The Book I Was Born To Write

Have you ever read a book and thought: this is it, this is the book I was born to write? Not in the sense of, ‘oh let me put my pen away, it’s already been written’ but in the sense of, ‘yes! That’s it, I do need to write, I do have a story to tell.’ Not the story itself but the book, the style of writing, the unique, real voice like nothing you’ve ever heard before that stays with you long after you’ve finished reading, a story so well told, so vividly detailed that it fills you with nostalgia for a life—the people, the places, the language, the smells, the tastes—that isn’t yours and could never be yours, but you almost wish it could. Caramelo, by Sandra Cisneros, is that book for me.
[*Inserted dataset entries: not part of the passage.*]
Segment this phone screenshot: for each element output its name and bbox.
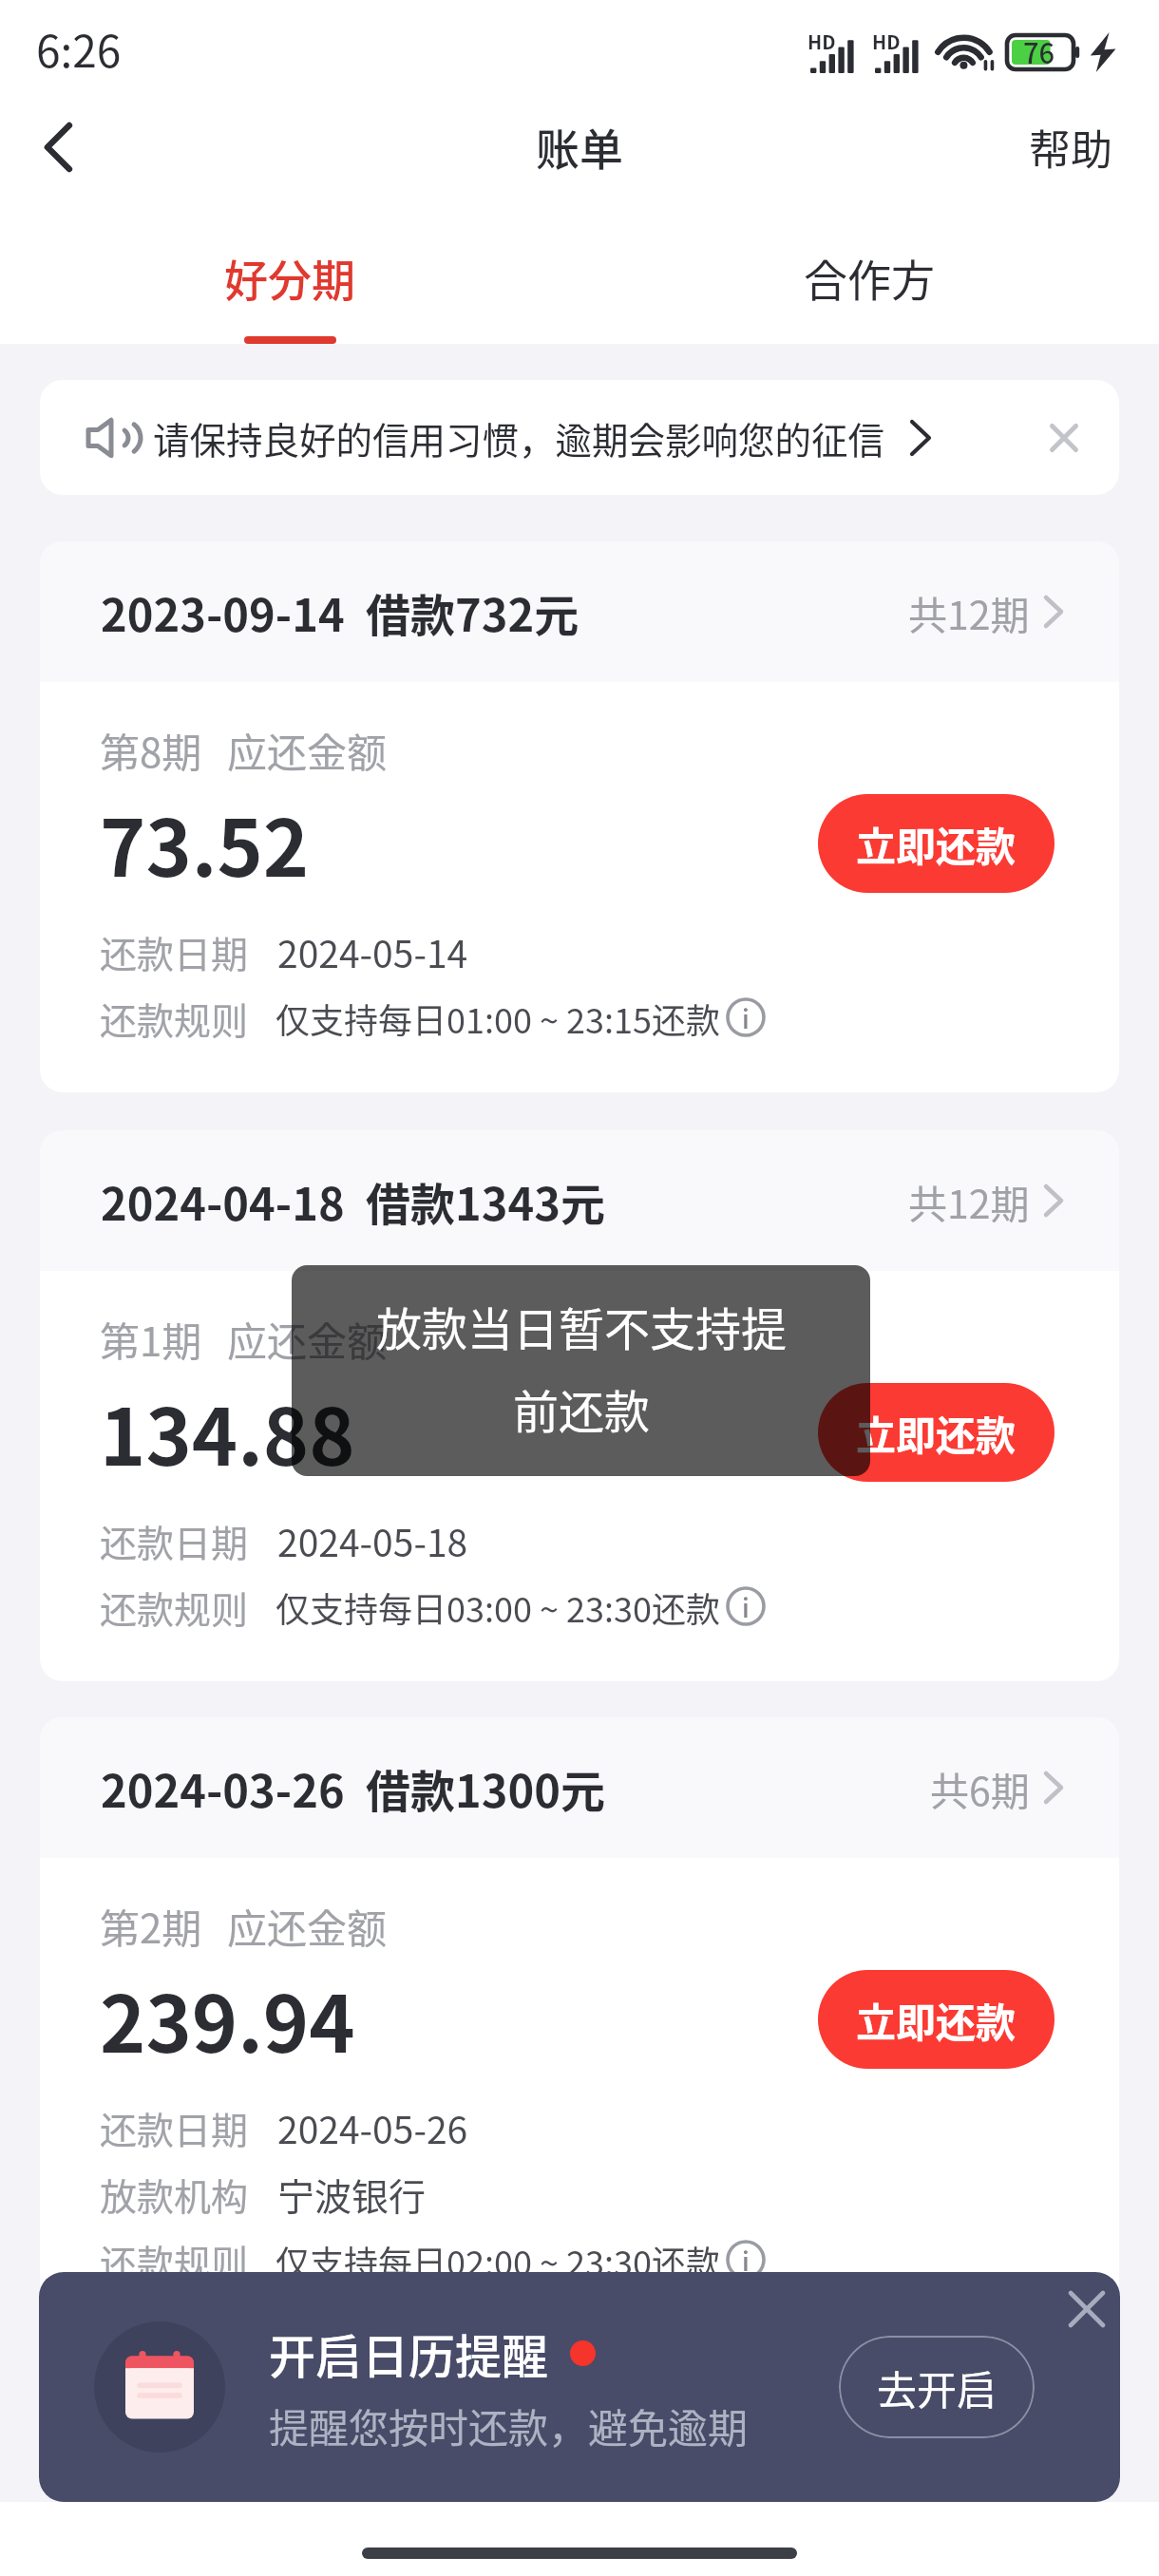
button[interactable]: Back <box>17 107 97 187</box>
button[interactable]: 立即还款 <box>818 1970 1054 2069</box>
staticText: 提醒您按时还款，避免逾期 <box>269 2396 749 2454</box>
staticText: 放款机构 <box>100 2168 249 2221</box>
button[interactable]: Rule info <box>727 2242 765 2280</box>
staticText: 73.52 <box>100 786 310 900</box>
button[interactable]: 好分期 <box>0 206 580 344</box>
staticText: 2023-09-14 <box>101 579 345 644</box>
button[interactable]: 去开启 <box>839 2336 1035 2438</box>
staticText: 立即还款 <box>856 815 1016 873</box>
staticText: 仅支持每日03:00 ~ 23:30还款 <box>276 1582 720 1632</box>
staticText: 2024-05-26 <box>277 2101 468 2154</box>
staticText: 好分期 <box>224 246 355 310</box>
staticText: 76 <box>1023 31 1055 71</box>
staticText: 仅支持每日01:00 ~ 23:15还款 <box>276 994 720 1043</box>
staticText: 第2期 <box>100 1897 202 1955</box>
staticText: 仅支持每日02:00 ~ 23:30还款 <box>276 2236 720 2285</box>
staticText: 请保持良好的信用习惯，逾期会影响您的征信 <box>153 411 885 464</box>
staticText: 2024-05-18 <box>277 1514 468 1567</box>
staticText: 第1期 <box>100 1310 202 1368</box>
staticText: 放款当日暂不支持提前还款 <box>369 1293 794 1442</box>
staticText: 去开启 <box>877 2358 998 2416</box>
button[interactable]: 2023-09-14 <box>40 541 1119 682</box>
staticText: 134.88 <box>100 1375 355 1488</box>
staticText: i <box>742 1588 750 1625</box>
button[interactable]: 帮助 <box>1000 98 1141 197</box>
staticText: 还款规则 <box>100 2234 249 2287</box>
staticText: 宁波银行 <box>277 2168 427 2221</box>
button[interactable]: 立即还款 <box>818 1383 1054 1482</box>
button[interactable]: 立即还款 <box>818 794 1054 893</box>
staticText: 应还金额 <box>227 721 388 779</box>
staticText: 还款规则 <box>100 1581 249 1634</box>
button[interactable]: 请保持良好的信用习惯，逾期会影响您的征信 <box>40 380 1119 495</box>
staticText: 2024-05-14 <box>277 925 468 978</box>
staticText: 共6期 <box>930 1760 1030 1816</box>
staticText: 合作方 <box>804 246 935 310</box>
staticText: 还款日期 <box>100 1514 249 1567</box>
staticText: 账单 <box>536 115 623 179</box>
staticText: 6:26 <box>36 17 122 81</box>
staticText: i <box>742 999 750 1036</box>
staticText: 第8期 <box>100 721 202 779</box>
staticText: 239.94 <box>100 1962 355 2075</box>
staticText: 2024-04-18 <box>101 1168 345 1233</box>
button[interactable]: 2024-03-26 <box>40 1717 1119 1858</box>
staticText: 借款1343元 <box>366 1168 605 1233</box>
staticText: 共12期 <box>908 1173 1030 1229</box>
staticText: 开启日历提醒 <box>269 2320 549 2387</box>
button[interactable]: 2024-04-18 <box>40 1130 1119 1271</box>
staticText: 立即还款 <box>856 1991 1016 2049</box>
button[interactable]: Close reminder <box>1070 2292 1104 2326</box>
staticText: 应还金额 <box>227 1897 388 1955</box>
button[interactable]: Rule info <box>727 1588 765 1626</box>
staticText: HD <box>872 28 901 55</box>
staticText: 帮助 <box>1029 117 1112 178</box>
staticText: i <box>742 2242 750 2279</box>
staticText: 2024-03-26 <box>101 1755 345 1820</box>
button[interactable]: 合作方 <box>580 206 1159 344</box>
staticText: HD <box>808 28 836 55</box>
button[interactable]: Rule info <box>727 999 765 1037</box>
staticText: 还款日期 <box>100 925 249 978</box>
staticText: 共12期 <box>908 584 1030 640</box>
staticText: 立即还款 <box>856 1404 1016 1462</box>
staticText: 借款1300元 <box>366 1755 605 1820</box>
staticText: 还款日期 <box>100 2101 249 2154</box>
button[interactable]: Close notice <box>1051 425 1077 451</box>
staticText: 借款732元 <box>366 579 580 644</box>
staticText: 还款规则 <box>100 992 249 1045</box>
staticText: 应还金额 <box>227 1310 388 1368</box>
Why this book? Well because it’s a literary gumbo, and I’m a New Orleans girl, so I love gumbo: it’s a multigenerational family history, a road trip novel, a coming-of-age story, a bilingual, multicultural, transnational stew of stories centered around a Mexican American family as told by Celaya Reyes, the youngest child and only girl in the family who believes telling “healthy lies” is part of being a good storyteller. I read it for the first time in 2006 and just finished it again and am reminded of all the reasons why I love this book.

One of the blurbs on the back cover describes it as “joyful” and “fizzy” and that is exactly what it is. It’s the equivalent of taking your first sip of Coke. I mean your first sip ever. What gives the book that buzz is the voice of the narrator. I love the way she tosses in Spanish words and Mexican Spanglish slang as she tells us her stories and the way that she captures the speech and mannerisms of her family members so precisely I swear I can hear them talking. It’s like when you’re watching a really good foreign language movie and you’re so into the story that you no longer realize they’re speaking a language you don’t understand.

I love all the details of the story, the way Cisneros puts the Reyes family life under the microscope for us to see all the little bits that make them a whole. And I love the magical realism of the novel, how the deceased grandmother resurrects herself to help Celaya tell the story, whether Celaya wants her help or not. While the book is very funny it is also a very tender portrait of a flawed father trying to correct the shame of his past by being a constant presence in his children’s lives. Overall the book leaves me with a reminder that human beings are complex and in that complexity, beautiful. By the time I finished the novel I felt like I was a part of the Reyes family, like Celaya and I were close friends or sisters, like I was Celaya. That’s a good book.

So this is the story I want to write. A book that shines the spotlight on the type of life I have lived: a black Creole Muslim girl from the South, growing up around Afrocentrism, black nationalism, Islam, and Creole culture, because out in the world outside of myself, it seems sometimes as if I don’t exist. There’s no such thing as a black Creole Muslim from the South. Because the thing is, if no one ever gives voice to a certain community, no one will ever know it exists. No one will ever know its vibrancy or its dynamism. So I want to do what Cisneros does for Mexican American culture, peeling back the surface and showing us the many layers of Mexican life, all the way down to its beating heart. I want to do that.